Outbreaks of China pessimism are not unknown, or long-lived. Some high profile investors have been Cassandras since 2010, and even before. From a macroeconomic standpoint, and leaving aside the 2008/09 crunch, the mood darkened at the start of both 2012 and 2013, only to be reversed in short order. Last summer it returned, but only momentarily. In July 2013, Moneyweek ran a piece entitled ‘Everyone is bearish on China – is it time to start buying miners again?’, concluding that it was. And The Economist wrote a month later, under the title ‘A bubble in pessimism’ that while China’s economy was inefficient, it wasn’t unstable. It could evolve and expand simultaneously without succumbing to the eruptions that western capitalist nations had been through. Or, I suspect it implied, that other major emerging markets have experienced. By the time the Third Plenum had concluded in November, the consensus view brightened considerably, partly based on the presumption that the Party had embraced the zeal for major economic reform.

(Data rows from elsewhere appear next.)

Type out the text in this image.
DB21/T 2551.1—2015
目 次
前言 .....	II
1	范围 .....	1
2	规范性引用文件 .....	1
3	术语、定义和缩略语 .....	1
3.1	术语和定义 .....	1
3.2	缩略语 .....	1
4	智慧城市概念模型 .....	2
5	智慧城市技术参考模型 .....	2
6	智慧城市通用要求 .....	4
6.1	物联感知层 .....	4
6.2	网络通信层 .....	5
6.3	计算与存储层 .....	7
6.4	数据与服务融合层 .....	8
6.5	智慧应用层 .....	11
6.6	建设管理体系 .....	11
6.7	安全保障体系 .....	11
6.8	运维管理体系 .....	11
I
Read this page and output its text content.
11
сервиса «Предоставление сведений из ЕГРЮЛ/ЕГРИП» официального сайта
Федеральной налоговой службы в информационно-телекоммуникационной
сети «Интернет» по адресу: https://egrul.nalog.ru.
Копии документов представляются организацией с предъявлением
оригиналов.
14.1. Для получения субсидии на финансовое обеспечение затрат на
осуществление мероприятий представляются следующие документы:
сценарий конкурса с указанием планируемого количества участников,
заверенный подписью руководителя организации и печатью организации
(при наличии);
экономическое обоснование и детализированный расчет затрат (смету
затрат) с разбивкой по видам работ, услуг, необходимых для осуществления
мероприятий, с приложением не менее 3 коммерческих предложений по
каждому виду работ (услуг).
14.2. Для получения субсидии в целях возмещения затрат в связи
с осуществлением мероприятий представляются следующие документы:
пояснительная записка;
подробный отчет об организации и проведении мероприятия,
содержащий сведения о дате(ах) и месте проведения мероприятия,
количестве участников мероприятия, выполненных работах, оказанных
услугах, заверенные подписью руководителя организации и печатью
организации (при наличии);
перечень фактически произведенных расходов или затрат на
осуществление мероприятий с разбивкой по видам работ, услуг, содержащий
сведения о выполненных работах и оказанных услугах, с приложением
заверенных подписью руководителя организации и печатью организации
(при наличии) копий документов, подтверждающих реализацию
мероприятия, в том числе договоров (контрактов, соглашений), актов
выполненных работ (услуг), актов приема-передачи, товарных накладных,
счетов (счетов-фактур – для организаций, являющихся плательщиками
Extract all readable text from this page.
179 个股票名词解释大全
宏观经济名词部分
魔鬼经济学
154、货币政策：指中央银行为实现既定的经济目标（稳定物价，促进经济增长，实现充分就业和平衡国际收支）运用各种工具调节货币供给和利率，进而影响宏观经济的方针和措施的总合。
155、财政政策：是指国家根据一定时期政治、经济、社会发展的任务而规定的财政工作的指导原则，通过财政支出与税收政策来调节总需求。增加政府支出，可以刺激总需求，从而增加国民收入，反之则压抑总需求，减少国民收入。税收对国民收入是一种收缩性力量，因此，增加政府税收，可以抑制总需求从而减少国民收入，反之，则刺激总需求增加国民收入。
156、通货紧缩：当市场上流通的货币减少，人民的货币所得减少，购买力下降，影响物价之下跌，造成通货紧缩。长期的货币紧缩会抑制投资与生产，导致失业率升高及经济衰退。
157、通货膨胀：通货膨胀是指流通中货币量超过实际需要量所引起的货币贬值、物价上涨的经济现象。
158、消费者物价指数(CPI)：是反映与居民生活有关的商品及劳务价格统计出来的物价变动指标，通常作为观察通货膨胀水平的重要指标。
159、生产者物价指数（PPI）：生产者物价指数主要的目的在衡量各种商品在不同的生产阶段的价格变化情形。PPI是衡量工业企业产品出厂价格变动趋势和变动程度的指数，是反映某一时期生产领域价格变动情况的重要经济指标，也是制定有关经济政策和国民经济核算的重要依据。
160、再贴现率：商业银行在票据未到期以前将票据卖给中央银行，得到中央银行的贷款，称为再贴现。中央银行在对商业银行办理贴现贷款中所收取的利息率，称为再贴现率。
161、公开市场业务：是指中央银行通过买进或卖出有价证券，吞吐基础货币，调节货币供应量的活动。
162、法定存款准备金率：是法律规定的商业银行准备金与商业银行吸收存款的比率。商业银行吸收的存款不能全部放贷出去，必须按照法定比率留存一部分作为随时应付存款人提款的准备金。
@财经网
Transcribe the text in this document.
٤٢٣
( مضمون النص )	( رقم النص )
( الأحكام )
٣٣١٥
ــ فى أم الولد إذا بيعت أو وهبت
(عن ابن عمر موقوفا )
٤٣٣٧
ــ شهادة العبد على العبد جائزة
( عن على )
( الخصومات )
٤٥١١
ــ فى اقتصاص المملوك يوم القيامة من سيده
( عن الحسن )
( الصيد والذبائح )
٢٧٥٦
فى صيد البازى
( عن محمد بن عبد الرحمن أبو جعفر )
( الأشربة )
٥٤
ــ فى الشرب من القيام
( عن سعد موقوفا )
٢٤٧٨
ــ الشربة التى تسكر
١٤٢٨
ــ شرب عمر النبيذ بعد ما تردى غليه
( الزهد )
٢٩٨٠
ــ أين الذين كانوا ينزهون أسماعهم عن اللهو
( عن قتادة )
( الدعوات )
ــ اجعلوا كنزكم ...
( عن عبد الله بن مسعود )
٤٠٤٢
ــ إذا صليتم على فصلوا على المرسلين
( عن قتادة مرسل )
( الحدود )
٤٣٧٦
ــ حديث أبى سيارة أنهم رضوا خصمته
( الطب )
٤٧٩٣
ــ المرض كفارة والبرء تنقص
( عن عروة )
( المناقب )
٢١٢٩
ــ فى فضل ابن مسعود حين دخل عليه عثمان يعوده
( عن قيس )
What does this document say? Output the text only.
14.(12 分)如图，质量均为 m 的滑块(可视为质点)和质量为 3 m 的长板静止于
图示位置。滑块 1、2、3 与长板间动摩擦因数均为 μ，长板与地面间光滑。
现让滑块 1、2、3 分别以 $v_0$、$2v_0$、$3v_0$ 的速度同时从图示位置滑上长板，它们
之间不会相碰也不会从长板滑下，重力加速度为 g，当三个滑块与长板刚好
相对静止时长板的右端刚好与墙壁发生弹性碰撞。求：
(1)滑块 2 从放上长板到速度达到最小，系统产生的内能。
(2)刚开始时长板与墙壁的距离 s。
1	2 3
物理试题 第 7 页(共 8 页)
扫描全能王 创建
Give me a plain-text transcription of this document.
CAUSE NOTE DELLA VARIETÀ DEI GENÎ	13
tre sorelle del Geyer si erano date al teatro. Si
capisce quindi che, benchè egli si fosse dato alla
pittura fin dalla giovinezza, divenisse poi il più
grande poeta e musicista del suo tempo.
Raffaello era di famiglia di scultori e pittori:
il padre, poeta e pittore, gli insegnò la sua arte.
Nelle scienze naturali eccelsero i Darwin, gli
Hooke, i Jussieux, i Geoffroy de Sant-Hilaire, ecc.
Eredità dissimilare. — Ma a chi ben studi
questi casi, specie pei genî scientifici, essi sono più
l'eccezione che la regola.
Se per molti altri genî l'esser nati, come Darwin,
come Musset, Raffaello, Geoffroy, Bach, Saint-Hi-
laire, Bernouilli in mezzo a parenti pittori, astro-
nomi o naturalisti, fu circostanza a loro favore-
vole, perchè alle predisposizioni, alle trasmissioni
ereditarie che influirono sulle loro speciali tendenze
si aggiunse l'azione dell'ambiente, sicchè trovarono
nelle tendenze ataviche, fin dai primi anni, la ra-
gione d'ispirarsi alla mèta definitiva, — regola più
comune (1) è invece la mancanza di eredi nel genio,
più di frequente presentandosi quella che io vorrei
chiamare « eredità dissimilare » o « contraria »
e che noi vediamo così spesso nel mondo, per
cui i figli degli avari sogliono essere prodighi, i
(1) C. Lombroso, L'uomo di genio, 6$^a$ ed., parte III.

But here we are again. The Shanghai Composite index is struggling to stay above 2000 – a third of its value at the peak in November 2007 – and has been trending down from levels close to 3,500 at the end of 2009. Expectations for economic growth are still fairly high, but predictions get revised down every year. In the first two months of 2014, affected as usual by the New Year holidays, retail sales, fixed asset investment, output and credit creation have all come in weaker than expected. This isn’t unlike what happened at the start of 2012 and 2013, when sequential GDP growth dropped to a little over 6%, after which the authorities took steps to boost infrastructure and credit. This time, though, the economy and possible remedial policies look a lot more complicated. And also at a time when financial stress is rising, commodity prices are rolling over, the incidence of defaults is rising, and there is significant uncertainty about the outlook for interest rates and indeed, for the Yuan.(See, for example, my What’s going Yuan?, 25th February, https://georgemagnus.com/whats-going-yuan/). The implications for economic policy-making including with regard to the Yuan are as sensitive as I can remember, as I shall point out at the end of this piece.

Grin and bear it?

This is a ‘carpe diem’ moment for China, as it seeks to change China’s economic development model. It is most visible in the area of bringing market forces to bear in finance. The Peoples Bank of China has already announced that it expects full interest rate liberalisation by 2016. It is admitting privately owned firms to the financial sector that’s been the preserve of state banks until now. And it has been guiding the foreign exchange market into accepting a two-way market in Yuan trading. Other, more politically sensitive reform areas, for example, land, hukou, prices, services and energy, have taken a back seat by comparison, as we should have expected given that political reform has been ruled out.

Even within the context of financial reform, China has to be careful. If market interest rates were to rise too fast, or the carry trade should be reversed leading to large-scale capital outflows and liquidity stress at home, the knock-on effects on property, land prices, local government finances and heavy industries would be widespread and perhaps brutal under current circumstances.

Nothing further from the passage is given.